You play on an open-world-like map with three areas that you unlock one by one. These map parts have sub areas with different tasks. They feature rather simple objectives, like collecting Cat Insignia parts, opening a cage with a key you need to find first, killing enemies, or completing time trials. Some tasks also need to be solved with the help of Fury Bowser, which you'll meet in timed random encounters throughout the game. For every task solved, you get a Cat Insignia, through which you progress in the game.

So far, the game felt a bit stretched. Also, Fury Bowser's random encounters are pretty annoying, either because you have to wait as you need him to solve a task, or because you have to wait until he finally disappears again. At least he also disappears immediately with the collection of an Insignia.
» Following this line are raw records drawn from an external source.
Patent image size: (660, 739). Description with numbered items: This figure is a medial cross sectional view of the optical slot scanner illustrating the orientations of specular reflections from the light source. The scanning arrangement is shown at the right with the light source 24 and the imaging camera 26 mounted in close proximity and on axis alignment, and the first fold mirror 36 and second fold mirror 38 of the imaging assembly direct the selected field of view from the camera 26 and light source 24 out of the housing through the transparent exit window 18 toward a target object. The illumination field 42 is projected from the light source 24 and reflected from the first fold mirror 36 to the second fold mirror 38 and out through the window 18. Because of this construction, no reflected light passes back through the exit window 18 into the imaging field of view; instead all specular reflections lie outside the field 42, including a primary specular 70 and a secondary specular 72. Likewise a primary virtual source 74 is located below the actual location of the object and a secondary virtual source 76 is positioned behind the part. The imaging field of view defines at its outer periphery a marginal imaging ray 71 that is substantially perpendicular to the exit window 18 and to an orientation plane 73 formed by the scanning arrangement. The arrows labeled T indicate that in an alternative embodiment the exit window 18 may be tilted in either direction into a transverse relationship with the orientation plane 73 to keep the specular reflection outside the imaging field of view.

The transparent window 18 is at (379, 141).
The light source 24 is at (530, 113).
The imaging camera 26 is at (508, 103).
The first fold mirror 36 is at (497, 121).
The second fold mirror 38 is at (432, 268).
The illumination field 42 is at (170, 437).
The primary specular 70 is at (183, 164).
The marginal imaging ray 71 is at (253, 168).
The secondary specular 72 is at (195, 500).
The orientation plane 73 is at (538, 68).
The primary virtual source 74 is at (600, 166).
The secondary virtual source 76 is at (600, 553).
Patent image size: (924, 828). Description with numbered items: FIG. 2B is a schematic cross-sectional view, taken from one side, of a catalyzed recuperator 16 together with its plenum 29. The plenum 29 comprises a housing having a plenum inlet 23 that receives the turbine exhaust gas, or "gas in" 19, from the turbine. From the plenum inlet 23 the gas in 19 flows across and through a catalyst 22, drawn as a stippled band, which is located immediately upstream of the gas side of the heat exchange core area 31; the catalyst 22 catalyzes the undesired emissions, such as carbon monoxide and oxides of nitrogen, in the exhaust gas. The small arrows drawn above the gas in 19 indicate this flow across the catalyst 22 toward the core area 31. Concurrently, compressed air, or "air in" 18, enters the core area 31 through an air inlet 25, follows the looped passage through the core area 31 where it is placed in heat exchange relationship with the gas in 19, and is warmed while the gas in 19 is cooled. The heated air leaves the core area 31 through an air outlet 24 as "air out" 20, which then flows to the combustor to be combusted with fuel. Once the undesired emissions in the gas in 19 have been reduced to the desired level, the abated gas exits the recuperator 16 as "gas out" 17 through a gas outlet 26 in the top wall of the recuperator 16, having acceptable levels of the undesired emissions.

The two-player co-op is fine, but nothing what I'd call a real co-op experience. The second player can help the first a lot, collecting Cat Insignia parts, coins and items, but the camera will always follow Mario. In the end, it plays similar to 3D Mario co-op experiences we had in the past like Galaxy or Odyssey, so not at all like the Super Mario 3D World or Super Mario Bros. co-op, whereas each player can act freely by themselves.

Playing the game as a single player campaign, you can set how much you want Bowser Jr. to help you, or disable him helping you at all.

It's just typical 3D Mario gameplay a la Odyssey.

In terms of content, the whole thing has enough content as a small extension of an existing game, but in my opinion doesn't justify a surcharge of 35€ compared to the Wii U version of the game.

I'm rating Bowser's Fury alone at 3.5/5 stars.